Please do not expose anyone to subliminal audio without their consent. You don’t have the right to violate someone’s mind to prove a pet theory, especially when the “placebo” argument itself is very shaky, and dare I say it — a self-fulfilling prophecy.
The subconscious mind seeks to find homeostasis. It has to — given the fact that one of its core goals is ensuring your survival. A subconscious mind in flux from some kind of stimuli, like subliminals, believes it’s in danger, as these new radical ideas could potentially lead to you getting hurt. So, it throws up the reconciliation responses — depression, anger, fatigue, fear.
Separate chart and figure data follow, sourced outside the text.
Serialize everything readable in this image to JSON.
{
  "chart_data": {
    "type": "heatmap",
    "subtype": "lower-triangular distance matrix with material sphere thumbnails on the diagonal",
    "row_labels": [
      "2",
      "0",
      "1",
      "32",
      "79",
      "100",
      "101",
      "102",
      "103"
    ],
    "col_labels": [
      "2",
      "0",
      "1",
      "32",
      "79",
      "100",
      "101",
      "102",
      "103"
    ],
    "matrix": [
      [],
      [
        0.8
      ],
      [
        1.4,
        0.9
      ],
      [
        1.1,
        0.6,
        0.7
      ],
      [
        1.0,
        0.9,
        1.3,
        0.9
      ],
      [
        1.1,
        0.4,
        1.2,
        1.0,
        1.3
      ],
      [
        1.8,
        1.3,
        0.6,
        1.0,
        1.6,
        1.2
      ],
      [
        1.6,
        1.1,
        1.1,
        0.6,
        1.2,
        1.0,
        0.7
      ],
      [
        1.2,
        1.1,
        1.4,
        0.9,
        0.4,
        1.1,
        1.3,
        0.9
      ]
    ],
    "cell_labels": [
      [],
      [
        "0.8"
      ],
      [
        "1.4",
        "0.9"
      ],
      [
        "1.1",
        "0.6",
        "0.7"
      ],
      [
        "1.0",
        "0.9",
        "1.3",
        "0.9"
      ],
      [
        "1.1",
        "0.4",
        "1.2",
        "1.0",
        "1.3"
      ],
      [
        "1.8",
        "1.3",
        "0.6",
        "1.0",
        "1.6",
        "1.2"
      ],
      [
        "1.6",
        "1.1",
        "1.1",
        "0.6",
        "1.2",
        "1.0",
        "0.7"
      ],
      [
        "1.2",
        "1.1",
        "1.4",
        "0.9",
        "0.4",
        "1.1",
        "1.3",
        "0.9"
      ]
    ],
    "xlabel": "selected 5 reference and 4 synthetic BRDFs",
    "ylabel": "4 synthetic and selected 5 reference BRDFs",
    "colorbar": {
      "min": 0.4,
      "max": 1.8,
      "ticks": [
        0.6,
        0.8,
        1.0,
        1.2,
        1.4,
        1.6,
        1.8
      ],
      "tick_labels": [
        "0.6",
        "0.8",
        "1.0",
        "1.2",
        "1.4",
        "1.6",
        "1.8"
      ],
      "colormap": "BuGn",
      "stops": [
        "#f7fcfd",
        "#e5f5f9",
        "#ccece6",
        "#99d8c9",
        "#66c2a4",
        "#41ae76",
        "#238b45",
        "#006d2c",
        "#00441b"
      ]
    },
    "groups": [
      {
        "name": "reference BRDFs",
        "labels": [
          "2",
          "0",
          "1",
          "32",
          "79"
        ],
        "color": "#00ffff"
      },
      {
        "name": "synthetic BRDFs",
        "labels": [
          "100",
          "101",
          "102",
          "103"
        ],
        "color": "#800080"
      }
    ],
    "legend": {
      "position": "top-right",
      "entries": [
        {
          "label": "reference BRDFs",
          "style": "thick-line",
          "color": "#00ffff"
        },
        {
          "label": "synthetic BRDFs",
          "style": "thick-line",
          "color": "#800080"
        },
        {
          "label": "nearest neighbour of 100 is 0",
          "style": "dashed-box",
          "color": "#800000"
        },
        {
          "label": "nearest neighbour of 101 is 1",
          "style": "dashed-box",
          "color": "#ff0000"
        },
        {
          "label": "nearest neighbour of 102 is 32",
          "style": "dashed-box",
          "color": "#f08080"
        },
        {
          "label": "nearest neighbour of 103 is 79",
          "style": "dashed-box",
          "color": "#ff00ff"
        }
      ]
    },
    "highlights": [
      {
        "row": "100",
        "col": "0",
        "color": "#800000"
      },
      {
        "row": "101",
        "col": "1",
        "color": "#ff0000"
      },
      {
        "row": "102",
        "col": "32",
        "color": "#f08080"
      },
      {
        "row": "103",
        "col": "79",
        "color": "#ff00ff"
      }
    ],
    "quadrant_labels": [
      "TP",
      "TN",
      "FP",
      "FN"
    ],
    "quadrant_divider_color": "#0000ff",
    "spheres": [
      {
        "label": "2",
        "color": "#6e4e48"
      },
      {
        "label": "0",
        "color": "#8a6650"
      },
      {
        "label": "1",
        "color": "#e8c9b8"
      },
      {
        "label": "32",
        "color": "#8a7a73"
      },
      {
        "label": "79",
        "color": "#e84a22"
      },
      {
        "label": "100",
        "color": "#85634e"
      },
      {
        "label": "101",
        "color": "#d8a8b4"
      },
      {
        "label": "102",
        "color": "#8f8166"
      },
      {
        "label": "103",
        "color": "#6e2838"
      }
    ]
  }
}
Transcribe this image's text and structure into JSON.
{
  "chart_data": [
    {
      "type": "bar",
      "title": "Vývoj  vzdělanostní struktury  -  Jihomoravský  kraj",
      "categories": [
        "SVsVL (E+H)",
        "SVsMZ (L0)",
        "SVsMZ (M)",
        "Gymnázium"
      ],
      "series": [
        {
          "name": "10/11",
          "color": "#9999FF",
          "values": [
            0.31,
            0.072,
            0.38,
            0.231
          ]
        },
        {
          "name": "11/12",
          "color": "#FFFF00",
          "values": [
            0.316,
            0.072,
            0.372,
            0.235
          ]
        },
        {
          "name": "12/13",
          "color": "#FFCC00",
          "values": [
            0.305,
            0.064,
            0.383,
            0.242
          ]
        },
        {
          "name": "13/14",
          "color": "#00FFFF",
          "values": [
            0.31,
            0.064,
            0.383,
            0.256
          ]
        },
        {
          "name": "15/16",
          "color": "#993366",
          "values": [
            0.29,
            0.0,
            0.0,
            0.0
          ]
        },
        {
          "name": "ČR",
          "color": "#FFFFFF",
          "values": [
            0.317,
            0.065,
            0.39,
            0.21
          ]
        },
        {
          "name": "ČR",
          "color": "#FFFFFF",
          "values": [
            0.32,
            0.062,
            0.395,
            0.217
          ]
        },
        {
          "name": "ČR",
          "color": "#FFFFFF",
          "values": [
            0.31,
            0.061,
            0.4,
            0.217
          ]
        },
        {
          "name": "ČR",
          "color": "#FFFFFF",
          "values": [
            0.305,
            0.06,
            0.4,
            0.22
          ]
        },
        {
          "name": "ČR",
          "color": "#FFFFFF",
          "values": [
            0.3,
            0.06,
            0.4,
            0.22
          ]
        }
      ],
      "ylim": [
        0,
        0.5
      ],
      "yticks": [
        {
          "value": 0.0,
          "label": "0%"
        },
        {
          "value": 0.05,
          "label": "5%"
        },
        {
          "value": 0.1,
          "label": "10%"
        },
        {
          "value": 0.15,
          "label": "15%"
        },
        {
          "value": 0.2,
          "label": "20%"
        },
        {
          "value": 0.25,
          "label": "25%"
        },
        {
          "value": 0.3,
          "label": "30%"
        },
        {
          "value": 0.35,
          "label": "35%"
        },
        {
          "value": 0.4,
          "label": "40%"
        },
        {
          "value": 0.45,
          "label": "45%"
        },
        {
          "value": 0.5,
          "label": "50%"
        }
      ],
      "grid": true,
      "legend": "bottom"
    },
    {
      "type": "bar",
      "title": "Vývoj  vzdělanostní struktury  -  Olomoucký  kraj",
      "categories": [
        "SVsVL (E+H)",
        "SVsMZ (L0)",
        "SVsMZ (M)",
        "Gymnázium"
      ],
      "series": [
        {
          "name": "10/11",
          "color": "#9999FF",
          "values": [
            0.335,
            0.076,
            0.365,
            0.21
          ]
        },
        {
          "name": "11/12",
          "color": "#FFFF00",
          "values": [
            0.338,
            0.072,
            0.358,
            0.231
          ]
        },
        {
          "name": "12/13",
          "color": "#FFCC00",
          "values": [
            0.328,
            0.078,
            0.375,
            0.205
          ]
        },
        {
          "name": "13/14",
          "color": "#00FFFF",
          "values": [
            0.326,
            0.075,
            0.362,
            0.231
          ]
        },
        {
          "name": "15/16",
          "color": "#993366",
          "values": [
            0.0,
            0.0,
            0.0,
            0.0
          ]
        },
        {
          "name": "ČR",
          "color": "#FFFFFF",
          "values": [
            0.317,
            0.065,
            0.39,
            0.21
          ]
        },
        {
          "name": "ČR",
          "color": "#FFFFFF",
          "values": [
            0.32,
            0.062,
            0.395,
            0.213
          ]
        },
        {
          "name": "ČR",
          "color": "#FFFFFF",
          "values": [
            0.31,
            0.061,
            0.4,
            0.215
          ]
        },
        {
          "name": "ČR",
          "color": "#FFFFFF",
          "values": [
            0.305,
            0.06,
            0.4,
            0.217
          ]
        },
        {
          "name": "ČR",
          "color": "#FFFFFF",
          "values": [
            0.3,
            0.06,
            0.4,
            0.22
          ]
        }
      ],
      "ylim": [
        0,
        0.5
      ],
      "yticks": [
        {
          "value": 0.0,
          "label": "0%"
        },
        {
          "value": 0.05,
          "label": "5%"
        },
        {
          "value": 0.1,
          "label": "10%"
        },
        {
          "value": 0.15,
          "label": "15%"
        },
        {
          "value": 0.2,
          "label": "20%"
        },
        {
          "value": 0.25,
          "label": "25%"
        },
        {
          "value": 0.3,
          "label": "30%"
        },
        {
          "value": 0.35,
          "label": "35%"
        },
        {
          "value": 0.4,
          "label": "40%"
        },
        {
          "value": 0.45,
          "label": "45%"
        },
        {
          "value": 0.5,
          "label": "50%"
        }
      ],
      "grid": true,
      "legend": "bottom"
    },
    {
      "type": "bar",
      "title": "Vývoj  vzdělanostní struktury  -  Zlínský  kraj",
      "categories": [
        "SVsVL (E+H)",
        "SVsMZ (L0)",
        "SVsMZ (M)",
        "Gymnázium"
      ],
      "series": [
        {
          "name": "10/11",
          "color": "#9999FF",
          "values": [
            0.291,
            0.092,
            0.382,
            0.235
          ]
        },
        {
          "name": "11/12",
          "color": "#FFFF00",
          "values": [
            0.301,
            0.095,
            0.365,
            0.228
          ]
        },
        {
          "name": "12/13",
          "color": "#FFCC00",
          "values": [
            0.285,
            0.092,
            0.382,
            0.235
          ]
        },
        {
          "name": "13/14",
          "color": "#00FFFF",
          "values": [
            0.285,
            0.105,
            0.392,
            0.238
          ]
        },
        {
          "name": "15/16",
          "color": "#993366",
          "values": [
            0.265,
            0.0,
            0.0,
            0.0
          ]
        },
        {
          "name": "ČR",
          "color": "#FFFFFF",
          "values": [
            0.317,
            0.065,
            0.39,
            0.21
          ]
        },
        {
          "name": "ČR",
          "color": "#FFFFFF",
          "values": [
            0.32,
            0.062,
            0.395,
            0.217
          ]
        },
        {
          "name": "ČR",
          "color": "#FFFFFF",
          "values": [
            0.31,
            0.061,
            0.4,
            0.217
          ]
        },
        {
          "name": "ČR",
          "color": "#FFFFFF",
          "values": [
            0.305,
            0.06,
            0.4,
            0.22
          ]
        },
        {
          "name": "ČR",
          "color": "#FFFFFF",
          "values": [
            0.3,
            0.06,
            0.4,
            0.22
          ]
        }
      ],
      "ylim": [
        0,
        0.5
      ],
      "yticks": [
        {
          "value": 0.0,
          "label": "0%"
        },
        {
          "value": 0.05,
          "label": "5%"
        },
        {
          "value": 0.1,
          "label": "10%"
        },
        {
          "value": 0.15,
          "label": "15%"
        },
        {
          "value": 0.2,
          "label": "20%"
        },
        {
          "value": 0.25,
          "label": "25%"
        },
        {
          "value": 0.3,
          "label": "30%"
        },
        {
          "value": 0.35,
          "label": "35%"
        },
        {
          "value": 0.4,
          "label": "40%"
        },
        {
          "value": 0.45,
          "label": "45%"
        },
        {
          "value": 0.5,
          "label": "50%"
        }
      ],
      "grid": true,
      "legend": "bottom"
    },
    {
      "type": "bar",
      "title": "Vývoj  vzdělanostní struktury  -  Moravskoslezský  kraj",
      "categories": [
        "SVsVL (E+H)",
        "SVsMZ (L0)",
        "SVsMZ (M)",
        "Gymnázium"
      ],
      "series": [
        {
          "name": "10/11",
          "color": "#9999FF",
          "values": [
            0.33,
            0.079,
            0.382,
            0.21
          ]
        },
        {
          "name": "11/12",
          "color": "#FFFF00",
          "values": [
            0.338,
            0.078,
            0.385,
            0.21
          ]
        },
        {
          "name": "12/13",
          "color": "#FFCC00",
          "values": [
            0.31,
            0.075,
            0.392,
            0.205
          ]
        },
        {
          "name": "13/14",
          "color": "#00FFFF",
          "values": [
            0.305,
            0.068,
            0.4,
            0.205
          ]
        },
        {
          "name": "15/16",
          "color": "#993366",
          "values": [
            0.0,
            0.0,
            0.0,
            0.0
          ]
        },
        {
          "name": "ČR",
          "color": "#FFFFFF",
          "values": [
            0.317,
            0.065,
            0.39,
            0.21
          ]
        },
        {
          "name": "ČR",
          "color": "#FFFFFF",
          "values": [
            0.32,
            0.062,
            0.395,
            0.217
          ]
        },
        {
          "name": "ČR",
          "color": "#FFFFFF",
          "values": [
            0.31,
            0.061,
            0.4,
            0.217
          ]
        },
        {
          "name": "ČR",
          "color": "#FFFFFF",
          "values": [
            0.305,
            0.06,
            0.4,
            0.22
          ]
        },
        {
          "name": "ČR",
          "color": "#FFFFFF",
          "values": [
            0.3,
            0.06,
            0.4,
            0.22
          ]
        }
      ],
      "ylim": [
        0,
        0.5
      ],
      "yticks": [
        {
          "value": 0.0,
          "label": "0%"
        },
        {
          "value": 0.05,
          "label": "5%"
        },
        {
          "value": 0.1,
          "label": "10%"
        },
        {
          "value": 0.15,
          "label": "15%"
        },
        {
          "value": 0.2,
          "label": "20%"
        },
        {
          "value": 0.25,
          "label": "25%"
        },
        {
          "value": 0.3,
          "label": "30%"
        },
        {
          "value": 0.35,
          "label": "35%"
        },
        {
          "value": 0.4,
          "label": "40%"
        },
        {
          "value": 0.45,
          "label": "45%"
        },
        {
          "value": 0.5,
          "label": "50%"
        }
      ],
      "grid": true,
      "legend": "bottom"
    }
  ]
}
This is where the CONSCIOUS mind kicks in, and why we recommend so hard to take action. As you take action that are line with the subliminal’s Goals, you’re telling the subconscious that the new ideas are okay, and you aren’t gonna die from acting on them. You are reinforcing the beliefs, and solidifying they as reality.
The examples you posted are a bit misleading. The subconscious mind just can’t override the conscious mind and it’s critical gate. If it could, my job would be A LOT easier. In all of the examples you posted, you simply recurved a strong subconscious urge and acted, albeit begrudgingly.
Now, don’t take this personally, but…
Sitting back on your laurels doing nothing but “watching for results” will most certainly result in inconsistent results that seem to fade. You start a new subliminal, it does its magic, and then you begin to say, “well what if it’s all placebo?” And you start looking for ways to discount what happened, like the lack of “scientific evidence.” And then, the subconscious makes THAT reality real instead of the one you wanted.
To be quite candid — it’s obnoxious to suggest that all the people receiving benefits are all experiencing a long-term collective placebo.
If you want more evidence, wait for the experimentals that @Fire and myself are working on. These should improve the validity of ultrasonic subliminals.